Ve sonunda Mısır’da beklenen oldu ve ordu yönetime el koydu. Genelkurmay Başkanı Sisi, Anayasa'nın askıya alındığını ve geçici teknokratlar hükümeti kurulacağını açıkladı; seçim yapılıncaya kadar da Anayasa Mahkemesi Başkanı Adli Mansur'un cumhurbaşkanlığı görevi yürüteceğini açıkladı.

Hıristiyan olduğu bilinen sözde Geçici Cumhurbaşkanı Mansur, ilk konuşmasına “Halk tarafından bana verilen görev” cümlesiyle söze başladı.

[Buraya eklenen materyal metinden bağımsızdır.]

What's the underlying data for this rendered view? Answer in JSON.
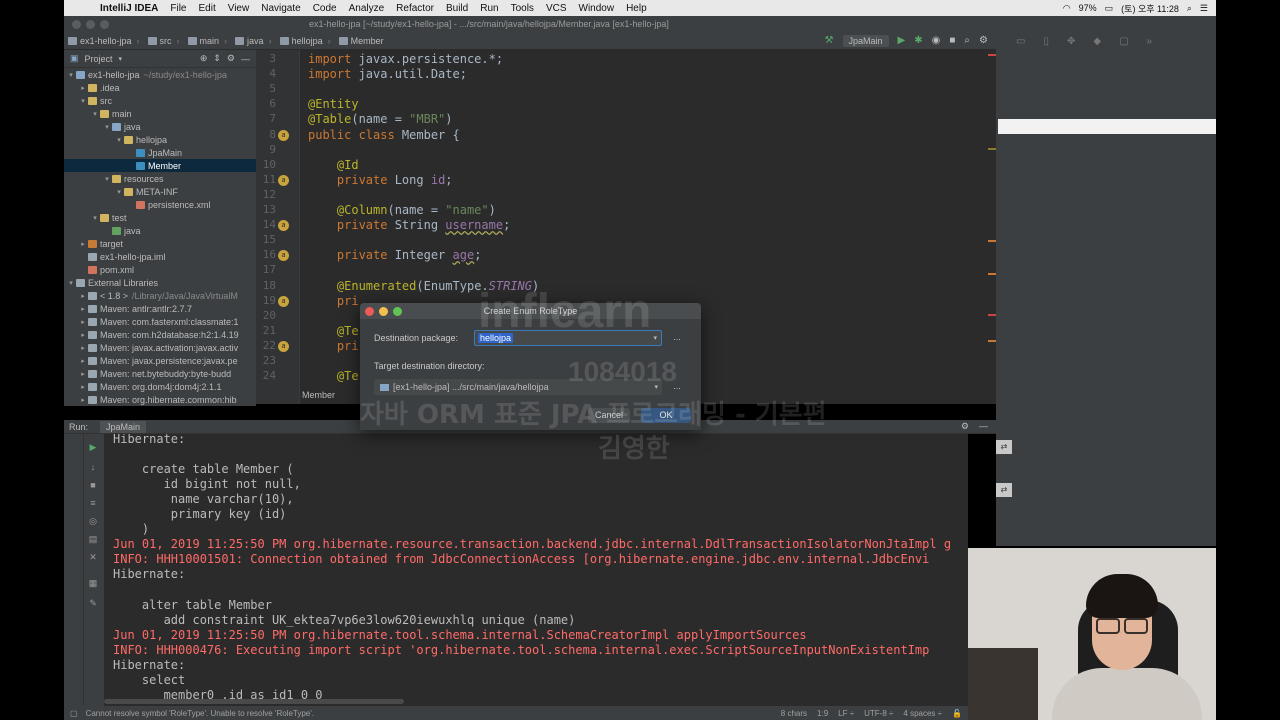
{
  "menubar": {
    "app": "IntelliJ IDEA",
    "items": [
      "File",
      "Edit",
      "View",
      "Navigate",
      "Code",
      "Analyze",
      "Refactor",
      "Build",
      "Run",
      "Tools",
      "VCS",
      "Window",
      "Help"
    ],
    "battery": "97%",
    "clock": "(토) 오후 11:28"
  },
  "window": {
    "title": "ex1-hello-jpa [~/study/ex1-hello-jpa] - .../src/main/java/hellojpa/Member.java [ex1-hello-jpa]"
  },
  "breadcrumbs": [
    "ex1-hello-jpa",
    "src",
    "main",
    "java",
    "hellojpa",
    "Member"
  ],
  "toolbar": {
    "run_config": "JpaMain"
  },
  "project": {
    "header": "Project",
    "tree": [
      {
        "label": "ex1-hello-jpa",
        "hint": "~/study/ex1-hello-jpa",
        "indent": 0,
        "arrow": "▾",
        "icon": "f-blue"
      },
      {
        "label": ".idea",
        "indent": 1,
        "arrow": "▸",
        "icon": "f-folder"
      },
      {
        "label": "src",
        "indent": 1,
        "arrow": "▾",
        "icon": "f-folder"
      },
      {
        "label": "main",
        "indent": 2,
        "arrow": "▾",
        "icon": "f-folder"
      },
      {
        "label": "java",
        "indent": 3,
        "arrow": "▾",
        "icon": "f-blue"
      },
      {
        "label": "hellojpa",
        "indent": 4,
        "arrow": "▾",
        "icon": "f-folder"
      },
      {
        "label": "JpaMain",
        "indent": 5,
        "arrow": "",
        "icon": "f-cls"
      },
      {
        "label": "Member",
        "indent": 5,
        "arrow": "",
        "icon": "f-cls",
        "selected": true
      },
      {
        "label": "resources",
        "indent": 3,
        "arrow": "▾",
        "icon": "f-folder"
      },
      {
        "label": "META-INF",
        "indent": 4,
        "arrow": "▾",
        "icon": "f-folder"
      },
      {
        "label": "persistence.xml",
        "indent": 5,
        "arrow": "",
        "icon": "f-xml"
      },
      {
        "label": "test",
        "indent": 2,
        "arrow": "▾",
        "icon": "f-folder"
      },
      {
        "label": "java",
        "indent": 3,
        "arrow": "",
        "icon": "f-green"
      },
      {
        "label": "target",
        "indent": 1,
        "arrow": "▸",
        "icon": "f-orange"
      },
      {
        "label": "ex1-hello-jpa.iml",
        "indent": 1,
        "arrow": "",
        "icon": "f-lib"
      },
      {
        "label": "pom.xml",
        "indent": 1,
        "arrow": "",
        "icon": "f-xml"
      },
      {
        "label": "External Libraries",
        "indent": 0,
        "arrow": "▾",
        "icon": "f-lib"
      },
      {
        "label": "< 1.8 >",
        "hint": "/Library/Java/JavaVirtualM",
        "indent": 1,
        "arrow": "▸",
        "icon": "f-lib"
      },
      {
        "label": "Maven: antlr:antlr:2.7.7",
        "indent": 1,
        "arrow": "▸",
        "icon": "f-lib"
      },
      {
        "label": "Maven: com.fasterxml:classmate:1",
        "indent": 1,
        "arrow": "▸",
        "icon": "f-lib"
      },
      {
        "label": "Maven: com.h2database:h2:1.4.19",
        "indent": 1,
        "arrow": "▸",
        "icon": "f-lib"
      },
      {
        "label": "Maven: javax.activation:javax.activ",
        "indent": 1,
        "arrow": "▸",
        "icon": "f-lib"
      },
      {
        "label": "Maven: javax.persistence:javax.pe",
        "indent": 1,
        "arrow": "▸",
        "icon": "f-lib"
      },
      {
        "label": "Maven: net.bytebuddy:byte-budd",
        "indent": 1,
        "arrow": "▸",
        "icon": "f-lib"
      },
      {
        "label": "Maven: org.dom4j:dom4j:2.1.1",
        "indent": 1,
        "arrow": "▸",
        "icon": "f-lib"
      },
      {
        "label": "Maven: org.hibernate.common:hib",
        "indent": 1,
        "arrow": "▸",
        "icon": "f-lib"
      }
    ]
  },
  "editor": {
    "tab": "Member",
    "lines": [
      {
        "n": "3",
        "html": "<span class='kw'>import</span> javax.persistence.*;"
      },
      {
        "n": "4",
        "html": "<span class='kw'>import</span> java.util.Date;"
      },
      {
        "n": "5",
        "html": ""
      },
      {
        "n": "6",
        "html": "<span class='an'>@Entity</span>"
      },
      {
        "n": "7",
        "html": "<span class='an'>@Table</span>(name = <span class='st'>\"MBR\"</span>)"
      },
      {
        "n": "8",
        "html": "<span class='kw'>public class</span> Member {"
      },
      {
        "n": "9",
        "html": ""
      },
      {
        "n": "10",
        "html": "    <span class='an'>@Id</span>"
      },
      {
        "n": "11",
        "html": "    <span class='kw'>private</span> Long <span class='fd'>id</span>;"
      },
      {
        "n": "12",
        "html": ""
      },
      {
        "n": "13",
        "html": "    <span class='an'>@Column</span>(name = <span class='st'>\"name\"</span>)"
      },
      {
        "n": "14",
        "html": "    <span class='kw'>private</span> String <span class='fd ul'>username</span>;"
      },
      {
        "n": "15",
        "html": ""
      },
      {
        "n": "16",
        "html": "    <span class='kw'>private</span> Integer <span class='fd ul'>age</span>;"
      },
      {
        "n": "17",
        "html": ""
      },
      {
        "n": "18",
        "html": "    <span class='an'>@Enumerated</span>(EnumType.<span class='en'>STRING</span>)"
      },
      {
        "n": "19",
        "html": "    <span class='kw'>pri</span>"
      },
      {
        "n": "20",
        "html": ""
      },
      {
        "n": "21",
        "html": "    <span class='an'>@Te</span>"
      },
      {
        "n": "22",
        "html": "    <span class='kw'>pri</span>"
      },
      {
        "n": "23",
        "html": ""
      },
      {
        "n": "24",
        "html": "    <span class='an'>@Te</span>"
      }
    ]
  },
  "run": {
    "label": "Run:",
    "tab": "JpaMain",
    "lines": [
      {
        "text": "Hibernate:",
        "red": false
      },
      {
        "text": "",
        "red": false
      },
      {
        "text": "    create table Member (",
        "red": false
      },
      {
        "text": "       id bigint not null,",
        "red": false
      },
      {
        "text": "        name varchar(10),",
        "red": false
      },
      {
        "text": "        primary key (id)",
        "red": false
      },
      {
        "text": "    )",
        "red": false
      },
      {
        "text": "Jun 01, 2019 11:25:50 PM org.hibernate.resource.transaction.backend.jdbc.internal.DdlTransactionIsolatorNonJtaImpl g",
        "red": true
      },
      {
        "text": "INFO: HHH10001501: Connection obtained from JdbcConnectionAccess [org.hibernate.engine.jdbc.env.internal.JdbcEnvi",
        "red": true
      },
      {
        "text": "Hibernate:",
        "red": false
      },
      {
        "text": "",
        "red": false
      },
      {
        "text": "    alter table Member",
        "red": false
      },
      {
        "text": "       add constraint UK_ektea7vp6e3low620iewuxhlq unique (name)",
        "red": false
      },
      {
        "text": "Jun 01, 2019 11:25:50 PM org.hibernate.tool.schema.internal.SchemaCreatorImpl applyImportSources",
        "red": true
      },
      {
        "text": "INFO: HHH000476: Executing import script 'org.hibernate.tool.schema.internal.exec.ScriptSourceInputNonExistentImp",
        "red": true
      },
      {
        "text": "Hibernate:",
        "red": false
      },
      {
        "text": "    select",
        "red": false
      },
      {
        "text": "       member0_.id as id1_0_0_",
        "red": false
      }
    ]
  },
  "status": {
    "message": "Cannot resolve symbol 'RoleType'. Unable to resolve 'RoleType'.",
    "chars": "8 chars",
    "position": "1:9",
    "line_sep": "LF ÷",
    "encoding": "UTF-8 ÷",
    "indent": "4 spaces ÷"
  },
  "dialog": {
    "title": "Create Enum RoleType",
    "dest_pkg_label": "Destination package:",
    "dest_pkg_value": "hellojpa",
    "target_dir_label": "Target destination directory:",
    "target_dir_value": "[ex1-hello-jpa] .../src/main/java/hellojpa",
    "cancel": "Cancel",
    "ok": "OK",
    "dots": "..."
  },
  "watermark": {
    "brand": "inflearn",
    "id": "1084018",
    "course": "자바 ORM 표준 JPA 프로그래밍 - 기본편",
    "author": "김영한"
  },
  "colors": {
    "ide_bg": "#2b2b2b",
    "panel_bg": "#3c3f41",
    "keyword": "#cc7832",
    "annotation": "#bbb529",
    "string": "#6a8759",
    "error_text": "#ff6b68",
    "ok_button": "#365880"
  }
}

Ve Afrika Birliği Türkiye ve Tunus gibi Mısır’da olup biteni darbe olarak tanımlayıp kınarken ABD, BM, AB, Rusya, Çin Mısır’daki tanklı, uçaklı, ZPT’li askeri ihtilali “darbe” olarak niteleyemedi.

 

MÜSLÜMAN COĞRAFYADA İKİ SOSYAL-KÜLTÜREL-SİYASAL KAMP

Türkiye’de de Mısır’da da Kemalist ve Nasırist statükonun devamı için yerel ve küresel vesayet sistemi fiili veya dolaylı işbirliği içindedir. Türkiye’nin ve Mısır’ın seçimle iş başına gelmiş, Çevre’nin taleplerini iktidara taşımış ve gerek Çevre’ye gerek Müslümanlara özgürlük alanları açma örnekliğini gösteren iktidarlar devre dışı bırakılmak istenmiştir. Türkiye’de ve Mısır’da yaşayan bilgi ve beceri birikimi güçlü olan iki Müslüman halkın bağımsızlaşma eğiliminin bölge halklarına sirayet etmemesi istenmiştir. Bunun için de örneklik oluşturmaması için bu iki ülke Batı’nın müdahalesine açık hale getirilmek istenmiştir.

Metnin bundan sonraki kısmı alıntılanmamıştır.